Problem with parameter

Hello,

I have been trying to make an application with cuda, and I kinda hit a brick wall at the moment. I am trying to make an array of ints of size 709 5129. Which it does on the host correctly. Then I use cudaMemcpy to get acces to that on the device, which returns with no error. But when I am debugging the array is not fully filled, however it was on the host fully filled. What am I missing. the file that I am talking about is kernel.cu and the array is ccopy on the following link:Magic-squares/kernel.cu at master · stefanberg96/Magic-squares · GitHub
Any suggestions are appreciated.

I think your claim is probably not correct (that the device array does not match the host array, at the beginning of the kernel). If you still want to maintain that, substitute your kernel with one that simply checks the array values (or prints them out, if you wish) and point out the discrepancy. Alternatively, before launching your kernel, copy the dev_c array back to another host array, (e.g. temp_c) and check value-by-value against ccopy. I did that, and of course there is no discrepancy.

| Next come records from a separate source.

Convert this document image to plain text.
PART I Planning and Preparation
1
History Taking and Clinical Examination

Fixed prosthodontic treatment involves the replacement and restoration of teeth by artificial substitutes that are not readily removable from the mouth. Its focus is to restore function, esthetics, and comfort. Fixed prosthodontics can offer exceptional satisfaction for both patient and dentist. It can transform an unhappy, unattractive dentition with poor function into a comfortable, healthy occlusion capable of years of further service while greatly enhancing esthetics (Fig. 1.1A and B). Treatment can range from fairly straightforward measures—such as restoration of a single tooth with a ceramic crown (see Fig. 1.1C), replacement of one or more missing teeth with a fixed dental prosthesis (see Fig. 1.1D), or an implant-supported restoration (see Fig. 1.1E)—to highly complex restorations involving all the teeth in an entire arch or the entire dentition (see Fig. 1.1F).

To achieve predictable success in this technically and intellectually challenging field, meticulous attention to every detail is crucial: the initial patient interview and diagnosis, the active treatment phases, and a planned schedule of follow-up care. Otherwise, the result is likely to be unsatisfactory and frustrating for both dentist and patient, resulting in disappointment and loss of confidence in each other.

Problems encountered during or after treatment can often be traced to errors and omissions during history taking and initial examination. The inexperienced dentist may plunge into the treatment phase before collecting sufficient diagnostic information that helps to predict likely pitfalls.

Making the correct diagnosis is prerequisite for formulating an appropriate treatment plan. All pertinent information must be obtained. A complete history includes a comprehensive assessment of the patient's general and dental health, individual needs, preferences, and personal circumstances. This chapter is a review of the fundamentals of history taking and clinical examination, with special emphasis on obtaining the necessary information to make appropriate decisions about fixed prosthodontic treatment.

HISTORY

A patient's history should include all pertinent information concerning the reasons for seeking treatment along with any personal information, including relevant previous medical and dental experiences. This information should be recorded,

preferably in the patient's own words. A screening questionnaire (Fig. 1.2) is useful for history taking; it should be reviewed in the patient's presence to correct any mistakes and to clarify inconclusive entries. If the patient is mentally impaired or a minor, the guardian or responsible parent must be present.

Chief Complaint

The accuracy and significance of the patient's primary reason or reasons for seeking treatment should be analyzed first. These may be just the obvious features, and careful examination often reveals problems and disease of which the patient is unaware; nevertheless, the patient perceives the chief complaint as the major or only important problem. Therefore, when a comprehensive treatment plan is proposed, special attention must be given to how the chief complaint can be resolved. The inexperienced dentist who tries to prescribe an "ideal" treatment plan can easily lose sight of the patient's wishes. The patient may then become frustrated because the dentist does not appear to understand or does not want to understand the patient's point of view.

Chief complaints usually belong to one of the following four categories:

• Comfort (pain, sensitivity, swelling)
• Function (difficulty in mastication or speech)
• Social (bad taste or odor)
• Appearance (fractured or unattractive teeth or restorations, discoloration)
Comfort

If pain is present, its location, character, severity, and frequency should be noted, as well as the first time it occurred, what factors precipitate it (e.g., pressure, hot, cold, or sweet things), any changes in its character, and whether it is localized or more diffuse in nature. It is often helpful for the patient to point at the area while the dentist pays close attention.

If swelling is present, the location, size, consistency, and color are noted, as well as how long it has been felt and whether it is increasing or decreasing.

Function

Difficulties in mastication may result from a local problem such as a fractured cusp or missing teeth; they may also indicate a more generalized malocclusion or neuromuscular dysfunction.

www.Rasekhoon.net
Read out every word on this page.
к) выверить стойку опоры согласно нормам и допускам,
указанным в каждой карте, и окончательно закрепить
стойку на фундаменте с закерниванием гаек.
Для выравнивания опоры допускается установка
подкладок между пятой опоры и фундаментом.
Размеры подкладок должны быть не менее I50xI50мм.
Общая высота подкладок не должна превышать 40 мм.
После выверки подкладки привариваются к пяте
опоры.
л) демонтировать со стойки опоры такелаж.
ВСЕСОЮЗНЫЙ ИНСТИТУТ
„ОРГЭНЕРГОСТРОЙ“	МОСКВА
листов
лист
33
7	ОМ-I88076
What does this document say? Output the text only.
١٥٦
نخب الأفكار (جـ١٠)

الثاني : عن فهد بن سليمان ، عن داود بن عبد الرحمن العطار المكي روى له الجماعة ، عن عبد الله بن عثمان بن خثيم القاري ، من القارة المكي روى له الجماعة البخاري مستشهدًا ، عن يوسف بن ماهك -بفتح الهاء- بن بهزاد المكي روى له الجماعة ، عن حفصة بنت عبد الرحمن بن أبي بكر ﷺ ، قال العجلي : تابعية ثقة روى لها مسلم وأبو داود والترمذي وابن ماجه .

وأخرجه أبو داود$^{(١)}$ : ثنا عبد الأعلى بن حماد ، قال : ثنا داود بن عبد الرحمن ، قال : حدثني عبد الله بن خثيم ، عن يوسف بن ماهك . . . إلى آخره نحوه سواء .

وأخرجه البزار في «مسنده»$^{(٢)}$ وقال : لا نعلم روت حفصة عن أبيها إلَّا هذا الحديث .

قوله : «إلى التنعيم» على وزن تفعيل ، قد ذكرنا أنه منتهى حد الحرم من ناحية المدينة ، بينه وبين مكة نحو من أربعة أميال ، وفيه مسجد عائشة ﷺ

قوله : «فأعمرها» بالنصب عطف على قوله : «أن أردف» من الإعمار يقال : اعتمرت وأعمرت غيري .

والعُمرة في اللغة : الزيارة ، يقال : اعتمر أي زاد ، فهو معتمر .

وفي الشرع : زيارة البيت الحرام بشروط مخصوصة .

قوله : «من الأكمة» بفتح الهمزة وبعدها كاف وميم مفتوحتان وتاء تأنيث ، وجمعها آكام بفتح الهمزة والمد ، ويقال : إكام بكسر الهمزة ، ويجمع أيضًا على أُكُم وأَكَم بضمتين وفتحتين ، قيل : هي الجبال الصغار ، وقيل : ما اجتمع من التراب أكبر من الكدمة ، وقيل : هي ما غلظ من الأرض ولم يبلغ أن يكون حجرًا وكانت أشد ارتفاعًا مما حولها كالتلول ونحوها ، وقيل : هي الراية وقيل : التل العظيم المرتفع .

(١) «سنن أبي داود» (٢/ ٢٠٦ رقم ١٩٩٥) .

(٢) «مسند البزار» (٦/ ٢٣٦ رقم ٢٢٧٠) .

Your kernel has numerous indexing problems (out-of-bounds memory accesses) which you will discover if you run your code with cuda-memcheck. I would start by eliminating those. You can use a method such as the one described here:

[url]cuda - Unspecified launch failure on Memcpy - Stack Overflow

to localize your out-of-bounds accesses to individual lines of device code, and then if necessary you can add selective printf statements to your kernel/device code to get more information.

Thanks for the quick response I will try it as soon as I can